This coming Sunday, 12 December, the Concert Hall of the Mariinsky Theatre will host the St Petersburg premiere of the cantata God Saves All to verse by Anna Akhmatova. The opus was written by the composer and conductor Felix Kruglikov, who trained at the Leningrad Conservatory under Ilya Musin and Arvīds Jansons and who in the late 1970s emigrated to the USA. The composer has spent the last few weeks in St Petersburg, refining the opus and rehearsing the premiere along with Mariinsky Theatre performers.
The cantata God Saves All for mixed chorus, symphony orchestra and soloists was written in 2019. The premiere was held in Tbilisi. The opus is based on late texts by Anna Akhmatova: extracts from Poem without a Hero, Requiem and verse from the 1940s. The title includes words from the Sheremetev family coat of arms, which adorns the archway of the grand courtyard of the Fountain House, the place where the poetess spent most of her life. The motto – “Deus conservat omnia”, taken as an epigraph to Poem without a Hero – leads one to reflect just how important it was for Akhmatova to understand remembrance of the past.

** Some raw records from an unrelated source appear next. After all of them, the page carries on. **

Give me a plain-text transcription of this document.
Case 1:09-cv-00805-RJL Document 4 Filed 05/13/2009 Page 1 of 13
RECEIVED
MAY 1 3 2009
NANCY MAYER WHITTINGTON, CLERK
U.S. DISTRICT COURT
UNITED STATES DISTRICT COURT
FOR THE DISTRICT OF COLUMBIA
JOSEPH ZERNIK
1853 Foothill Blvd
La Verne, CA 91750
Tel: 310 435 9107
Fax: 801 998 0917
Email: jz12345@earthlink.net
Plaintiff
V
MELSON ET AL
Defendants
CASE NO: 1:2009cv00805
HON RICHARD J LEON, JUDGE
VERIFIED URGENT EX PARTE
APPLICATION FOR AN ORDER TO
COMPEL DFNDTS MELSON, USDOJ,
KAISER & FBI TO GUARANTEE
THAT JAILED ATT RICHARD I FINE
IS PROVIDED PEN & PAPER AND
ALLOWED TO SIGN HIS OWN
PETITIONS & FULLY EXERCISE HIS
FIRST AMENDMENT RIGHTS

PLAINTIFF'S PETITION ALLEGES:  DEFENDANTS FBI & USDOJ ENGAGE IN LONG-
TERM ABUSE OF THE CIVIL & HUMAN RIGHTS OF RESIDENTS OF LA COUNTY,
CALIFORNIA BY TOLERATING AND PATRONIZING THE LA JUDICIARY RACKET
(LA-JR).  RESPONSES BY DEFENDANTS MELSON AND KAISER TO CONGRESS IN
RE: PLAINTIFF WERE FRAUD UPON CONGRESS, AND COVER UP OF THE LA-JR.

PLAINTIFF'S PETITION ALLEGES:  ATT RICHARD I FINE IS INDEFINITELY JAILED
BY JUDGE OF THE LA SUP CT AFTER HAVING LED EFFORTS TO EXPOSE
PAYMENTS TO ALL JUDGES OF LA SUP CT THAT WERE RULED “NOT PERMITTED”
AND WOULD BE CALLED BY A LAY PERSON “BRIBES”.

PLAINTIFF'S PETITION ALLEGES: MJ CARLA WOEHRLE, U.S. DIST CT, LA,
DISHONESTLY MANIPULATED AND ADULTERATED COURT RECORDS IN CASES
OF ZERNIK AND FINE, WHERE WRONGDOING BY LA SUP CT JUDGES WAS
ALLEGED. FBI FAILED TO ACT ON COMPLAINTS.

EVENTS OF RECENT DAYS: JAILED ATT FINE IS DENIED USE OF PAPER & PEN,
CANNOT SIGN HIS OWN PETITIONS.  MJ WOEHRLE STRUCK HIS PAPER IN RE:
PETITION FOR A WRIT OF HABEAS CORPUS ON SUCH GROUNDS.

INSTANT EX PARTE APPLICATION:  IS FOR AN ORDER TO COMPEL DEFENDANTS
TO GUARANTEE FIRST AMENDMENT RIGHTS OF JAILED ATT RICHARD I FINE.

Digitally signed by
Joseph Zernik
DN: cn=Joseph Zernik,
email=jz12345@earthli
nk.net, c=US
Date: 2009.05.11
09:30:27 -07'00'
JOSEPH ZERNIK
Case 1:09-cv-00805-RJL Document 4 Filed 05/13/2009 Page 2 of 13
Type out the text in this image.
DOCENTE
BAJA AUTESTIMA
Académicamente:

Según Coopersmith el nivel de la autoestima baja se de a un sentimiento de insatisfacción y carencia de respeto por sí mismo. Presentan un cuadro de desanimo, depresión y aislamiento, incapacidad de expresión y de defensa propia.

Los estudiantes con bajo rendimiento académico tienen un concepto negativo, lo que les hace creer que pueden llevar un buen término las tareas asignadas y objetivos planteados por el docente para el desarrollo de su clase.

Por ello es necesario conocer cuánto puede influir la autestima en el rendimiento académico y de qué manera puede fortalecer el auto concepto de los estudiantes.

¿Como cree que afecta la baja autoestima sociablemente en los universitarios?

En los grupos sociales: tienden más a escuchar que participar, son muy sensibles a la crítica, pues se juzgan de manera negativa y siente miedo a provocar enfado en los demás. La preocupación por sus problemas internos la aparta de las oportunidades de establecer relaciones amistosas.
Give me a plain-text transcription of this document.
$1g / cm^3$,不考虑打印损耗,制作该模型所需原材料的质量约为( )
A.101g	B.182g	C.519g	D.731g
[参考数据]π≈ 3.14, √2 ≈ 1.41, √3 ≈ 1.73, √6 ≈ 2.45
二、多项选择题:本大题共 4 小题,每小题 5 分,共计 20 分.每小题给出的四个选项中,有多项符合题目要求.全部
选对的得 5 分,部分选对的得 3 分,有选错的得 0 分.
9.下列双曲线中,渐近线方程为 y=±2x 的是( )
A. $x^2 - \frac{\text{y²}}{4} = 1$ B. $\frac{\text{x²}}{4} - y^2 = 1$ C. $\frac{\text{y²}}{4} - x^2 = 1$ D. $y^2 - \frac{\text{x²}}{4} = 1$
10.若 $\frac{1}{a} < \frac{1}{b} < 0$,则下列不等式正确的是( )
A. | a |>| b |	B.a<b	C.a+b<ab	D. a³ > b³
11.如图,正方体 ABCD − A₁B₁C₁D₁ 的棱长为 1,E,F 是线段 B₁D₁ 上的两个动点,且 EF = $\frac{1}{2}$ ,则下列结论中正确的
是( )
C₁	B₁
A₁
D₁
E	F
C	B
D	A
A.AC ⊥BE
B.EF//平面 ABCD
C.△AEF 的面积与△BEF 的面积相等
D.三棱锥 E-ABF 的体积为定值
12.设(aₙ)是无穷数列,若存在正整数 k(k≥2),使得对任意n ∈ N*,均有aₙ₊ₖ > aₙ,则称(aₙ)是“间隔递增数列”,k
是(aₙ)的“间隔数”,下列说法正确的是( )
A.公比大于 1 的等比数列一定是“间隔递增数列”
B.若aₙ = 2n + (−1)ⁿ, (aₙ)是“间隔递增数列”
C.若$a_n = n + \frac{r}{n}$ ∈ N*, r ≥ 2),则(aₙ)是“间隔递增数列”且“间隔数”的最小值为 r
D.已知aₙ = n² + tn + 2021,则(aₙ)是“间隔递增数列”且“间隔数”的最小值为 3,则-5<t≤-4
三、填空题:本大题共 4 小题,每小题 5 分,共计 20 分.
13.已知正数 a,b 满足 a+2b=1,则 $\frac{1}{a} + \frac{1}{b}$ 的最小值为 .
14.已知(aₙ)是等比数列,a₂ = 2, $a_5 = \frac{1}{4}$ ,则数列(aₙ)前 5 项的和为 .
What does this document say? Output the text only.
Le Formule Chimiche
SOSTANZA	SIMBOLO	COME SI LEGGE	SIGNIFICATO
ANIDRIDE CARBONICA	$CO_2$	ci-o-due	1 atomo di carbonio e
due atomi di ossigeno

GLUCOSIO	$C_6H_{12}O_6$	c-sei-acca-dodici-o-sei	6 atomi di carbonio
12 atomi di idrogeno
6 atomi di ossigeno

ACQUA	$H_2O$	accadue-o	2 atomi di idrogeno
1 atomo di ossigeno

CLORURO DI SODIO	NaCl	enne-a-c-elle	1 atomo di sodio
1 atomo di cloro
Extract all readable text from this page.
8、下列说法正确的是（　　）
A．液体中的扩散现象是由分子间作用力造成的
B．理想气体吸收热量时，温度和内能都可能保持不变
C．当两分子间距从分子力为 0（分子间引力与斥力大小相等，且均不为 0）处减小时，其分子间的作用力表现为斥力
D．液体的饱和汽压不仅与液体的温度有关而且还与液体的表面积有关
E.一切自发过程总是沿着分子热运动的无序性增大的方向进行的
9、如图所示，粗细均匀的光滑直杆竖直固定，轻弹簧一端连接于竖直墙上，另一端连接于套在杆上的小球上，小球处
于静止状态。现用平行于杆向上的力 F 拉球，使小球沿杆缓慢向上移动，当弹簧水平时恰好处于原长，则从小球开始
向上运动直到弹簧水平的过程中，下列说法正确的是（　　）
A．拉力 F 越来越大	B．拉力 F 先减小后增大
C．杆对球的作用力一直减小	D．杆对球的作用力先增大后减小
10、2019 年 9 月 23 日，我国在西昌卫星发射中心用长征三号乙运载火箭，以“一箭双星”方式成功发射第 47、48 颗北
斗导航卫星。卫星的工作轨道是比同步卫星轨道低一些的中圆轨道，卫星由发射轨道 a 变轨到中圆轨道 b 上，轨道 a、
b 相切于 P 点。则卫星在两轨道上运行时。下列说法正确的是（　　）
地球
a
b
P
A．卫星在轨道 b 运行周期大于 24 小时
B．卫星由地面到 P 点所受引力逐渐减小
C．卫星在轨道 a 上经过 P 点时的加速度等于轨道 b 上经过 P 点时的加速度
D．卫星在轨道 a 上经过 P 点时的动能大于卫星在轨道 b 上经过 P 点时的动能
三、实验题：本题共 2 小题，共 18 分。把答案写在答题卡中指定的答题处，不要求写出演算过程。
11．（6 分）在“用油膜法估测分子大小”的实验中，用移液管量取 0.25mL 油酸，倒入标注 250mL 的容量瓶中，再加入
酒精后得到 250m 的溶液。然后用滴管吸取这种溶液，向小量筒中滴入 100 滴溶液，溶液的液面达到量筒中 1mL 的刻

Thoughts of her own destiny and the destiny of her contemporaries in the tragic years of Russian history as well as the Christian motifs of Akhmatova’s lyricism served as a starting point for the music. It has something of a memorial character, with many of the episodes having been written with a nod to the tradition of Russian Orthodox Church singing. The composer has stated that he encrypted the initials of Anna Andreyevna Akhmatova – AAA – in three beats of the bell in A key.
The cast features two solo female voices – soprano and mezzo-soprano; at the premiere, these roles are to be performed by Mariinsky Theatre soloists Anastasia Kalagina and Anna Kiknadze. The choral part of the opus will be performed by an ensemble of soloists of the Mariinsky Academy of Young Opera Singers. To complement the cantata, the conductor Christian Knapp has selected van Beethoven’s Sixth Pastoral symphony.